The second priority is deepening the autonomy of the platform itself. DOJO AI plans to expand its multi-agent AI capabilities so that the system can handle increasingly complex marketing use cases end-to-end, without requiring human configuration or intervention at every step. This means not just surfacing an insight about a poorly performing campaign but actually executing the corrective workflow, testing revised creatives, reallocating budget across channels, monitoring the outcome, and feeding everything back into the DOJO Graph to inform future decisions. As Antonio Alegria described it, the goal is to push new levels of autonomy, accuracy, and intelligence so that customers can achieve outcomes that were simply not possible before.
Garrido confirmed to ECO that the United States remains the primary geographic focus for this phase of growth, given that it already represents the bulk of the company's revenue base. The company is also targeting the United Kingdom and European Union as core markets in the medium term. On the operational side, product development will continue to be anchored in Lisbon, while growth and sales operations will be concentrated in London and the U.S. — a structure that reflects the global ambitions of what is still, at its heart, a proudly Portuguese company.
The team, which stood at just seven employees as recently as last June, has already grown to 15 people split evenly between product and growth functions. DOJO AI plans to double that headcount again before the year is out, a signal of just how quickly the company intends to move on the back of this seed round. With total funding now reaching $7 million and a valuation of $30 million, the company is positioning itself at the leading edge of a market that barely existed two years ago.
Portugal's Growing Footprint on the Global AI Map
DOJO AI's raise is also a meaningful moment for Portugal's startup ecosystem, which has been quietly building momentum over the past decade. Armilar, the lead investor in this round, has been backing technology companies out of Lisbon since 2000 and currently manages more than €500 million in assets.
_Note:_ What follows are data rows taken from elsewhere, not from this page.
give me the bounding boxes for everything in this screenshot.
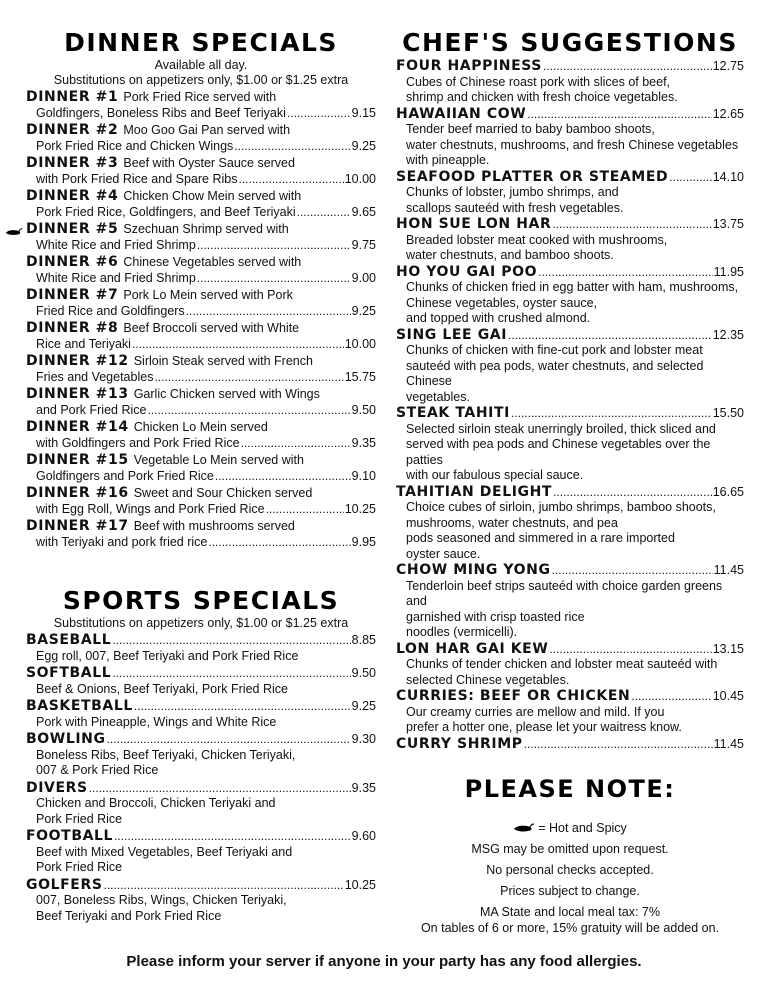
- sports-item-header: [26, 829, 376, 845]
- chefs-item-desc-line: water chestnuts, and bamboo shoots.: [406, 248, 614, 262]
- dinner-item-desc-cont: and Pork Fried Rice: [36, 402, 147, 417]
- chefs-item-name: SEAFOOD PLATTER OR STEAMED: [396, 168, 669, 185]
- dinner-item-detail: [26, 304, 376, 320]
- dinner-item-detail: [26, 337, 376, 353]
- chefs-item: [396, 59, 744, 106]
- chefs-item-price: 11.95: [713, 264, 744, 279]
- dinner-item-desc: Moo Goo Gai Pan served with: [123, 123, 291, 137]
- chefs-item-desc-line: and topped with crushed almond.: [406, 311, 591, 325]
- sports-item-price: 8.85: [351, 633, 376, 647]
- chefs-item-price: 12.65: [712, 106, 744, 121]
- dot-leader: [104, 878, 344, 894]
- chefs-item-header: [396, 737, 744, 753]
- dinner-item-desc: Beef Broccoli served with White: [123, 321, 300, 335]
- left-column: [26, 28, 376, 924]
- sports-item-price: 9.30: [351, 732, 376, 746]
- chefs-item-desc-line: prefer a hotter one, please let your waitress know.: [406, 720, 682, 734]
- sports-item-desc-line: Beef & Onions, Beef Teriyaki, Pork Fried Rice: [36, 681, 288, 696]
- chefs-item-header: [396, 170, 744, 186]
- dot-leader: [297, 205, 351, 221]
- sports-item: [26, 666, 376, 697]
- dinner-item-desc-cont: Rice and Teriyaki: [36, 336, 131, 351]
- chefs-item: [396, 737, 744, 753]
- allergy-footer: Please inform your server if anyone in your party has any food allergies.: [126, 953, 642, 970]
- dot-leader: [511, 406, 712, 422]
- chefs-item-header: [396, 642, 744, 658]
- dot-leader: [197, 271, 351, 287]
- dinner-item-detail: [26, 172, 376, 188]
- chefs-item-name: HON SUE LON HAR: [396, 216, 552, 232]
- dinner-item-header: [26, 486, 376, 502]
- chefs-item-desc-line: water chestnuts, mushrooms, and fresh Chinese vegetables: [406, 137, 739, 152]
- chefs-item-desc-line: Chunks of chicken with fine-cut pork and lobster meat: [406, 343, 703, 357]
- sports-item: [26, 633, 376, 664]
- dinner-item-desc-cont: Pork Fried Rice and Chicken Wings: [36, 138, 234, 153]
- chefs-item-name: CHOW MING YONG: [396, 562, 551, 578]
- chefs-item-desc-line: noodles (vermicelli).: [406, 625, 518, 639]
- sports-item-name: BASKETBALL: [26, 698, 133, 714]
- dinner-item-desc: Vegetable Lo Mein served with: [133, 453, 304, 467]
- chefs-item-description: [396, 657, 744, 688]
- please-note-title: PLEASE NOTE:: [464, 775, 676, 803]
- dinner-item-name: DINNER #8: [26, 320, 119, 336]
- chefs-suggestions-section: [396, 28, 744, 752]
- prices-note: Prices subject to change.: [500, 884, 640, 898]
- chefs-item-header: [396, 107, 744, 123]
- dinner-item: [26, 420, 376, 451]
- dinner-item-price: 9.25: [351, 138, 376, 153]
- chefs-item-desc-line: sauteéd with pea pods, water chestnuts, and selected Chinese: [406, 358, 704, 388]
- chefs-item-description: [396, 343, 744, 405]
- tax-note: MA State and local meal tax: 7%: [480, 905, 660, 919]
- sports-item-name: DIVERS: [26, 779, 88, 796]
- dot-leader: [132, 337, 344, 353]
- dot-leader: [89, 781, 351, 797]
- dinner-item: [26, 387, 376, 418]
- gratuity-note: On tables of 6 or more, 15% gratuity will be added on.: [420, 921, 720, 935]
- dinner-item: [26, 321, 376, 352]
- dot-leader: [524, 737, 713, 753]
- dot-leader: [543, 59, 712, 75]
- sports-item-name: SOFTBALL: [26, 665, 112, 681]
- chefs-item-desc-line: Tenderloin beef strips sauteéd with choice garden greens and: [406, 578, 723, 608]
- dinner-list: [26, 90, 376, 550]
- chefs-item: [396, 328, 744, 406]
- sports-item-description: [26, 748, 376, 779]
- sports-item-header: [26, 666, 376, 682]
- sports-item: [26, 878, 376, 925]
- chefs-item-name: LON HAR GAI KEW: [396, 640, 549, 657]
- sports-item-price: 9.35: [351, 780, 376, 795]
- right-column: [396, 28, 744, 936]
- dinner-item-header: [26, 123, 376, 139]
- checks-note: No personal checks accepted.: [486, 863, 654, 877]
- sports-item-description: [26, 649, 376, 665]
- dot-leader: [287, 106, 351, 122]
- chefs-item-name: SING LEE GAI: [396, 326, 508, 343]
- chefs-item: [396, 563, 744, 641]
- chefs-item-header: [396, 689, 744, 705]
- dinner-item-desc-cont: White Rice and Fried Shrimp: [36, 270, 196, 285]
- chefs-item-desc-line: shrimp and chicken with fresh choice vegetables.: [406, 90, 678, 104]
- dinner-specials-title: DINNER SPECIALS: [64, 28, 338, 57]
- chefs-item: [396, 689, 744, 736]
- chefs-item: [396, 170, 744, 217]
Its track record includes backing Feedzai and OutSystems — both of which grew to unicorn status — and the firm is clearly betting that DOJO AI has the ingredients to follow a similar trajectory.
For those following AI funding news from an international perspective, Portugal's emergence as a serious source of B2B AI startups is worth noting. The country has long been associated with engineering talent and a comparatively lower cost of operations, but what companies like DOJO AI demonstrate is that Portuguese founders are now building from a position of genuine domain ambition, not just technical capability. When you combine a founder who ran marketing at Coca-Cola and Sky with another who architected the intelligence systems at two unicorns, you get a team that understands both the pain point and the path to solving it at scale.
At The AI World Organisation, we see DOJO AI's seed round as an important marker in the broader story of how AI funding is maturing. The conversations are increasingly moving away from "what AI can theoretically do" and toward "what AI is already doing for real businesses, measured in real numbers." DOJO AI sits squarely in that latter category, and the €5.1 million raised this week suggests that investors are paying attention.